This last was perhaps the most carefully planned of all the Weightman Charities. He desired to win the confidence and support of his rural neighbors. It had pleased him much when the local newspaper had spoken of him as an ideal citizen and the logical candidate for the Governorship of the State; but upon the whole it seemed to him wiser to keep out of active politics. It would be easier and better to put Harold into the running, to have him sent to the Legislature from the Dulwich district, then to the national House, then to the Senate. Why not? The Weightman interests were large enough to need a direct representative and guardian at Washington.
But to-night all these plans came back to him with dust upon them. They were dry and crumbling like forsaken habitations. The son upon whom his complacent ambition had rested had turned his back upon the mansion of his father's hopes. The break might not be final;
and in any event there would be much to live for; the fortunes of
the family would be secure. But the zest of it all would be gone if John Weightman had to give up the assurance of perpetuating his name and his principles in his son. It was a bitter disappointment, and he felt that he had not deserved it.

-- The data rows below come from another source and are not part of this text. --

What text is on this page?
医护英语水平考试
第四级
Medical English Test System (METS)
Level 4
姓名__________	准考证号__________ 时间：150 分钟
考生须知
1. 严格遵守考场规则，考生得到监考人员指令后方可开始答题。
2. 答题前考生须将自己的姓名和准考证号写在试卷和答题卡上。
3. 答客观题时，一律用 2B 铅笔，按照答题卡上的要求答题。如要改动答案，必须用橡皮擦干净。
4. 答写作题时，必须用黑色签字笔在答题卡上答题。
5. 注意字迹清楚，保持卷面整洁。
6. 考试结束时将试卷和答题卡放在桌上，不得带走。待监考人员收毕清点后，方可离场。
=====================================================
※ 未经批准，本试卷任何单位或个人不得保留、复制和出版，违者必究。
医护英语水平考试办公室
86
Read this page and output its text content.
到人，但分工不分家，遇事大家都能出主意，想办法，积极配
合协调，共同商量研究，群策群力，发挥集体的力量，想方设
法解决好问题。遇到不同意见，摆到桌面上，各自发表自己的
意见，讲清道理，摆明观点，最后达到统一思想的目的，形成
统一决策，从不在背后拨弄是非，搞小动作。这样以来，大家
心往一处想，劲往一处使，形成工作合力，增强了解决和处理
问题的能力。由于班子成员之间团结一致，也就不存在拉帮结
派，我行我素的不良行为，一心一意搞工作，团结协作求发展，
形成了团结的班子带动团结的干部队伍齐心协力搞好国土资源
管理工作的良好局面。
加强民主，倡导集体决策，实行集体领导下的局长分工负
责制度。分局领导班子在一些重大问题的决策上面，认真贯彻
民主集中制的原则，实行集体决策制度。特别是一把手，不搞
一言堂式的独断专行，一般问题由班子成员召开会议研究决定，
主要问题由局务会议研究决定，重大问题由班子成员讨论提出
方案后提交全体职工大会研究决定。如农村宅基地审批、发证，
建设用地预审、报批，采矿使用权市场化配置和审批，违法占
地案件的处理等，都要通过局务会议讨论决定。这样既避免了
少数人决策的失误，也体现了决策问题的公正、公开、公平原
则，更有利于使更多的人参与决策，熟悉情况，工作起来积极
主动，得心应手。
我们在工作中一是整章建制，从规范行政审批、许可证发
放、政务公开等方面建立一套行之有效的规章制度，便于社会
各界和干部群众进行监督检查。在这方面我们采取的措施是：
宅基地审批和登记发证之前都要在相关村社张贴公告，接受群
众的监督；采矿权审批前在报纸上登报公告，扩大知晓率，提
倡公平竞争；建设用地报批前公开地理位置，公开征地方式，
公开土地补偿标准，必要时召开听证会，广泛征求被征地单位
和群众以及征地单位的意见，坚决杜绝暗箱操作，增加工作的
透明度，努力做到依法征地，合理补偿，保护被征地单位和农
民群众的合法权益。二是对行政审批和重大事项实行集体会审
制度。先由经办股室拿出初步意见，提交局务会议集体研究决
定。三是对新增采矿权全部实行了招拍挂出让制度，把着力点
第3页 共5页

He rose from the chair and paced the room with leaden feet. For the first time in his life his age was visibly upon him. His head was heavy and hot, and the thoughts that rolled in it were confused and depressing. Could it be that he had made a mistake in the principles of his existence? There was no argument in what Harold had said--it was almost childish--and yet it had shaken the elder man more deeply than he cared to show. It held a silent attack which touched him more than open criticism.
Suppose the end of his life were nearer than he thought--the end must come some time--what if it were now? Had he not founded his house upon a rock? Had he not kept the Commandments?
Was he not, "touching the law, blameless"? And beyond this, even if there were some faults in his character--and all men are sinners-- yet he surely believed in the saving doctrines of religion--the forgiveness of sins, the resurrection of the body, the life everlasting. Yes, that was the true source of comfort, after all. He would read a bit in the Bible, as he did every night, and go to bed and to sleep.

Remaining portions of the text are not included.